Their deaths last about 2 pages as Roma, Merlyn’s daughter saves them. She’ll become a huge deus ex machina to get us where we’re going but I’ll delve into more of that later.
Claremont uses this crossover to effectively murder off the X-Men and give himself a clean slate from which to reinvent the book. I said earlier, Claremont’s whole theme during his run is change and that thematic influence in his work is never stronger than it is here. He’s finally reached the apex of everything he’s laid down. After 13 years he unshackles himself from fan expectations and the tired status quo. Gone are the ties to the rest of the X-Men supporting cast. Gone is the Mansion in Westchester.
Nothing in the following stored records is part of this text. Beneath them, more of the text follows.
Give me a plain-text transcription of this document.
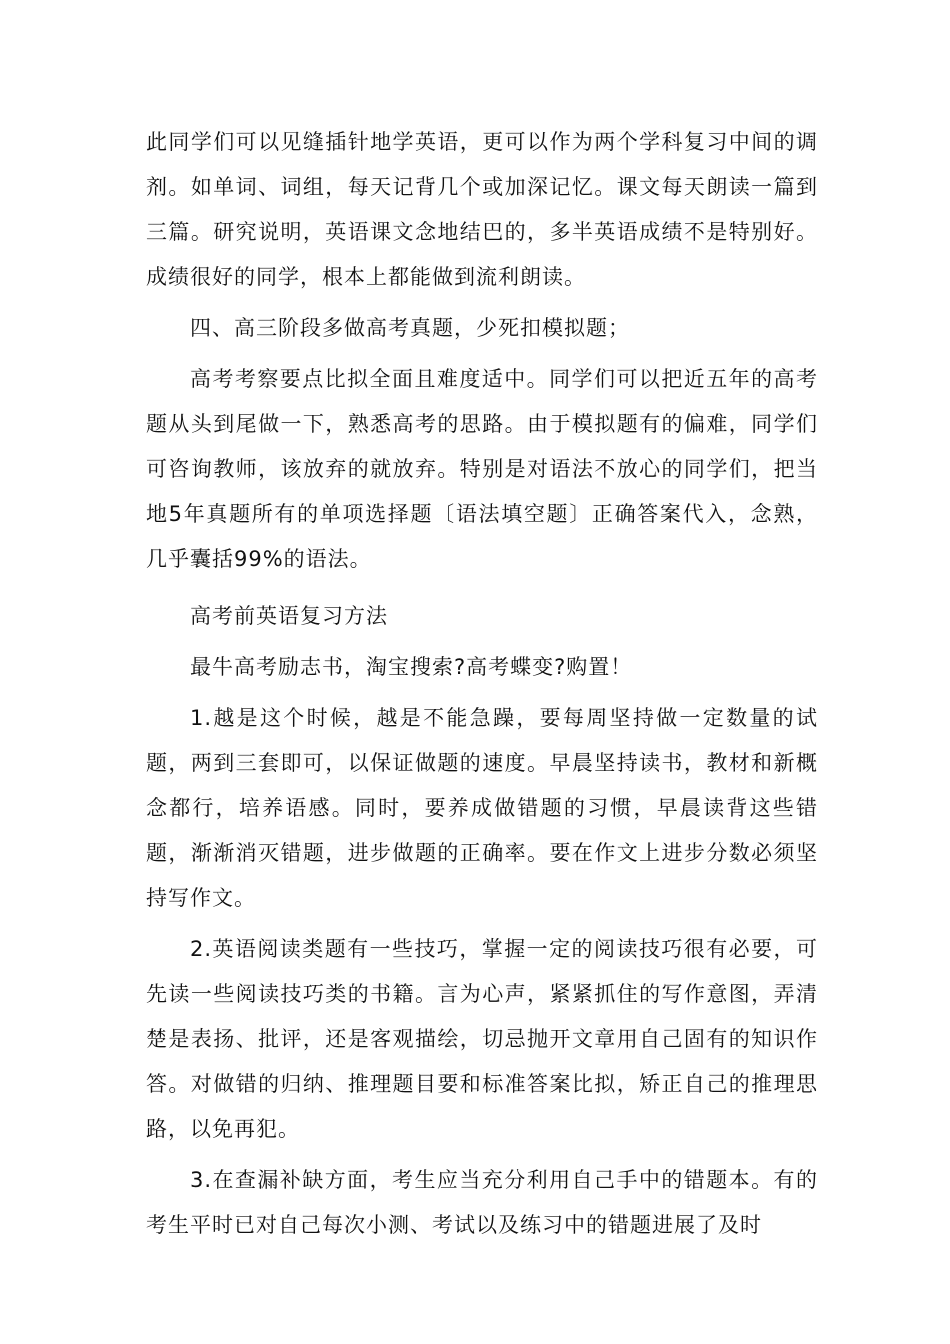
此同学们可以见缝插针地学英语，更可以作为两个学科复习中间的调剂。如单词、词组，每天记背几个或加深记忆。课文每天朗读一篇到三篇。研究说明，英语课文念地结巴的，多半英语成绩不是特别好。成绩很好的同学，根本上都能做到流利朗读。

四、高三阶段多做高考真题，少死扣模拟题；

高考考察要点比拟全面且难度适中。同学们可以把近五年的高考题从头到尾做一下，熟悉高考的思路。由于模拟题有的偏难，同学们可咨询教师，该放弃的就放弃。特别是对语法不放心的同学们，把当地5年真题所有的单项选择题〔语法填空题〕正确答案代入，念熟，几乎囊括99%的语法。

高考前英语复习方法

最牛高考励志书，淘宝搜索?高考蝶变?购置！

1.越是这个时候，越是不能急躁，要每周坚持做一定数量的试题，两到三套即可，以保证做题的速度。早晨坚持读书，教材和新概念都行，培养语感。同时，要养成做错题的习惯，早晨读背这些错题，渐渐消灭错题，进步做题的正确率。要在作文上进步分数必须坚持写作文。

2.英语阅读类题有一些技巧，掌握一定的阅读技巧很有必要，可先读一些阅读技巧类的书籍。言为心声，紧紧抓住的写作意图，弄清楚是表扬、批评，还是客观描绘，切忌抛开文章用自己固有的知识作答。对做错的归纳、推理题目要和标准答案比拟，矫正自己的推理思路，以免再犯。

3.在查漏补缺方面，考生应当充分利用自己手中的错题本。有的考生平时已对自己每次小测、考试以及练习中的错题进展了及时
Gone is the outdated super-hero team reacting to threats as they happen. Gone are the old villains. In it’s place stands a Mutant strikeforce, ready to proactively strike at those that would do them harm. They have a new secret base in the Australian Outback. They are invisible to machines and spells. They can teleport to anywhere in the world they need to be. They are given a certain freedom when all their friends and enemies think they are dead and off the table. They are given new enemies that represent the hate Mutants face in new, varied ways. Claremont’s whole run, in my opinion, is leading to this progressive change. Challenging himself to do something different gives the book a fresh jolt in the arm and spurs him on to unparalleled new creative heights. I want to explore and show you how everything is new, new, new and why that makes this the all time best X-Men period.
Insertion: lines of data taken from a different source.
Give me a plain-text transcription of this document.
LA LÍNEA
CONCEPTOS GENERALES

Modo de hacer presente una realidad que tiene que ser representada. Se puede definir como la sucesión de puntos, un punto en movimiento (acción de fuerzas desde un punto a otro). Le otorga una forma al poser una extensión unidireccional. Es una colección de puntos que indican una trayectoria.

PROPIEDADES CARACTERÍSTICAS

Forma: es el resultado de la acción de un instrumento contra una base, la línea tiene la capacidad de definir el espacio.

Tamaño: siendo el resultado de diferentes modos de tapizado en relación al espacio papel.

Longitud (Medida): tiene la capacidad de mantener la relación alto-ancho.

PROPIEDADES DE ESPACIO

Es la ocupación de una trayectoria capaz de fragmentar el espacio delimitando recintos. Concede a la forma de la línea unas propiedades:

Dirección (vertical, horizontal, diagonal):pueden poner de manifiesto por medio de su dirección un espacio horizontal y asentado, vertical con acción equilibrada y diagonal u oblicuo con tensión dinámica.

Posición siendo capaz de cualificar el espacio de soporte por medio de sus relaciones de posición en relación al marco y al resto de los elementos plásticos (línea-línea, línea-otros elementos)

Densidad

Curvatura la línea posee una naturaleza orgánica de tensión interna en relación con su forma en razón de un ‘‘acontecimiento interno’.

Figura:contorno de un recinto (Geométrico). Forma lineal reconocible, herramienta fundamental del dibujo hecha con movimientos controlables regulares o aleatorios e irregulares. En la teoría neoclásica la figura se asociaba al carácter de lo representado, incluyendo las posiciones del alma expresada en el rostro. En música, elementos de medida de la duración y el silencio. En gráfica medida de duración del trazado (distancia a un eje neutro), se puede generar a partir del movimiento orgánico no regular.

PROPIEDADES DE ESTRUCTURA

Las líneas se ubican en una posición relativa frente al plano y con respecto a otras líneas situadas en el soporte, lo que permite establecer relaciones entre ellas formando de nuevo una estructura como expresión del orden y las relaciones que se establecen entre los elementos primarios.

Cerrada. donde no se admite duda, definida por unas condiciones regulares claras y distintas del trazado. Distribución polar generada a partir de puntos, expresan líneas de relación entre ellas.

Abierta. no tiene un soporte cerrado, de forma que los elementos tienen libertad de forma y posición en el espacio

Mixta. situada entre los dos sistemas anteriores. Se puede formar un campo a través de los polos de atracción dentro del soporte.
This era really is the culmination of everything Claremont had been working on. His themes on mutant conflicts and racial issues as well as what a superhero team can be are explored so heavily here and he’s finally transformed the team into the band of revolutionary outlaws that take no shit in their own little pocket corner of the Marvel Universe that he’s always wanted. It doesn’t’ last super long, as all good things must end, but for a brief period we get THE seminal X-Men work. In this X-Tra Sauce series, I am going to do a deep dive on every single issue and more to explore Claremont’s themes, the art, what does and does not work, behind the scenes stuff, dropped or changed plots, character and creator spotlights, why it matters so much, and most of all how this work resonates with me personally. You’re going to get a lot of me gushing about why this specific material means so much to me and why this is the best X-Men run ever. I’ll try to make it entertaining as well as thought provoking. Hopefully by the end of this you’ll have a real appreciation for the material after seeing it through my eyes. Pull up a seat to the table and join me in enjoying some Comfort Food Comics, Outback style!